Thursday, August 7, 2025

距離を越えて問いかける――フード・マイレージとLCAが映す食の環境対話(2003年5月)

距離を越えて問いかける――フード・マイレージとLCAが映す食の環境対話(2003年5月)

2003年、日本は食の安全と環境意識の狭間で揺れていた。BSE(牛海綿状脳症)の国内発生から2年が経ち、食の「トレーサビリティ」が社会的課題となる中、輸入食品の安全性と持続可能性が問われ始めていた。そんな中で注目されたのが、イギリス発の概念「フード・マイルズ(Food Miles)」である。

この概念は、私たちが口にする食べ物がどれほどの距離を移動してきたかを可視化し、それによって排出されるCO₂やエネルギー負荷を測るものである。日本のように食料自給率が40%を下回る国では、食卓にのぼる多くの食品が海外からの長距離輸送を経て届いている。その影響を改めて計算し、「地元で作り、地元で消費する」ことの環境的意義を数値化して見せたのが、この時期の大きな動きであった。

同時に、LCA(ライフサイクルアセスメント)という考え方も、日本の市民や政策関係者の間に浸透し始めていた。農業におけるLCAは、肥料や農薬の製造、機械の運転、包装や廃棄までをすべて含めた"食の全体像"を俯瞰するための視座を与える。たとえば、輸入された有機野菜と、国内で慣行農法により生産された野菜のどちらが環境負荷が小さいか――その問いは、単純な「有機 vs. 非有機」の二項対立を超えて、流通やエネルギー構造を含んだ複雑な議論へと広がっていった。

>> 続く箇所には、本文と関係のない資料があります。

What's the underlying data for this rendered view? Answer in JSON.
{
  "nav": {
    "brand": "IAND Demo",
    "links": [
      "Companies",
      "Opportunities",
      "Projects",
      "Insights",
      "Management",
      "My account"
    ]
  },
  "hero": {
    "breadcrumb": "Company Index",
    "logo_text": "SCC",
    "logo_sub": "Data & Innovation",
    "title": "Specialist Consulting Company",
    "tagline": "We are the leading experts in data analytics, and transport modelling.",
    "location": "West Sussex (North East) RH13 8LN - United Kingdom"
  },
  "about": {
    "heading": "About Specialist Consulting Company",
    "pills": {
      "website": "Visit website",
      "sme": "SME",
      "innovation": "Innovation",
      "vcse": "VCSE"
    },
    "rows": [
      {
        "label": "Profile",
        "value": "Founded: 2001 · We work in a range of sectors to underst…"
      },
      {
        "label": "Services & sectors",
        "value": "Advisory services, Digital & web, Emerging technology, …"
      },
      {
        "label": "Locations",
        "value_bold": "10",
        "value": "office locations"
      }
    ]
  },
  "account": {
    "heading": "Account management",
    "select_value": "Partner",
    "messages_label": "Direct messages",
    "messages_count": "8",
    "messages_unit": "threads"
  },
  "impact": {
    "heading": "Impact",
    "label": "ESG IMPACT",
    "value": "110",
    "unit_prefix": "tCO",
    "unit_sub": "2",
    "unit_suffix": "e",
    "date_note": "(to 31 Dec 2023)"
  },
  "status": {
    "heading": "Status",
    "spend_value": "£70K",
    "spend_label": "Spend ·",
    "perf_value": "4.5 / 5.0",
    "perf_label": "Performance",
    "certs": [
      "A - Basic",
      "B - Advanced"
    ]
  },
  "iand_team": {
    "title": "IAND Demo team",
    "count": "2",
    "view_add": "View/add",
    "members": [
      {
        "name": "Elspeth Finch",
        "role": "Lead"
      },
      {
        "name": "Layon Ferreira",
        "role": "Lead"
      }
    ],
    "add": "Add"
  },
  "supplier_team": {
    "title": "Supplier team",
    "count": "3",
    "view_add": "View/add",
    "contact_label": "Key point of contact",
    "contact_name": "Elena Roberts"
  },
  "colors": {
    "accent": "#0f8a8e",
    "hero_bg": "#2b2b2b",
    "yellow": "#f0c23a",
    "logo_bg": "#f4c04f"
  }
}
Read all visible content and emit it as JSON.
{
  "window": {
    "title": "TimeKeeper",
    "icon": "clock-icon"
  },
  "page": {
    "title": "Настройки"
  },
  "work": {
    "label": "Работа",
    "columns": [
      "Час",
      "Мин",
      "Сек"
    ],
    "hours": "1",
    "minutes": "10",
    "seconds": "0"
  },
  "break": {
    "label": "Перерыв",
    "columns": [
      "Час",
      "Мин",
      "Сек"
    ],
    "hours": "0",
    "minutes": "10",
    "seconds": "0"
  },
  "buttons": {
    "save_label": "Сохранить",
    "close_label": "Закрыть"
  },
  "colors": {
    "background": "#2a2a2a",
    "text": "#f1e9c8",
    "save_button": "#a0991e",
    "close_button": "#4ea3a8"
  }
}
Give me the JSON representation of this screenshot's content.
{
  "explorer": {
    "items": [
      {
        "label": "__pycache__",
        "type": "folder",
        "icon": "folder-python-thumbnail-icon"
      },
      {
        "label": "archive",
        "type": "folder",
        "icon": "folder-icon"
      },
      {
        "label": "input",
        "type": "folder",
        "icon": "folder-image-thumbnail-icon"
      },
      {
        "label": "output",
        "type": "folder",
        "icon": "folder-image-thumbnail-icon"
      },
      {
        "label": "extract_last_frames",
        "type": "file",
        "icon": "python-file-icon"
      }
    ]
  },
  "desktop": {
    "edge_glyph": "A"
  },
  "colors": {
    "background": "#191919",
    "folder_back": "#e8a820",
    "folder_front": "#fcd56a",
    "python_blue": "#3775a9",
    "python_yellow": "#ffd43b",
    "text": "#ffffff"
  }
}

このような動きが示唆するのは、食と環境、農業とエネルギーが決して別々の話題ではなく、私たちが「何を食べるか」という日々の選択の中にこそ、社会の未来を方向づける力が潜んでいるということである。輸送距離という見えない数字を可視化し、それを元に消費者の意識変容を促すという点で、フード・マイルズの議論は「見えない会話」を私たちに届けてくれた。

2003年当時、こうした議論はまだ専門家や一部の市民団体にとどまっていたかもしれない。しかし、この概念が日本にもたらした「距離の倫理」は、その後の地産地消運動や地域農業の再評価、カーボンフットプリントの普及など、多くの実践につながっていく契機となった。食べること、それは環境と語らうこと――その気づきが、この時代の日本にも確かに芽吹いていたのである。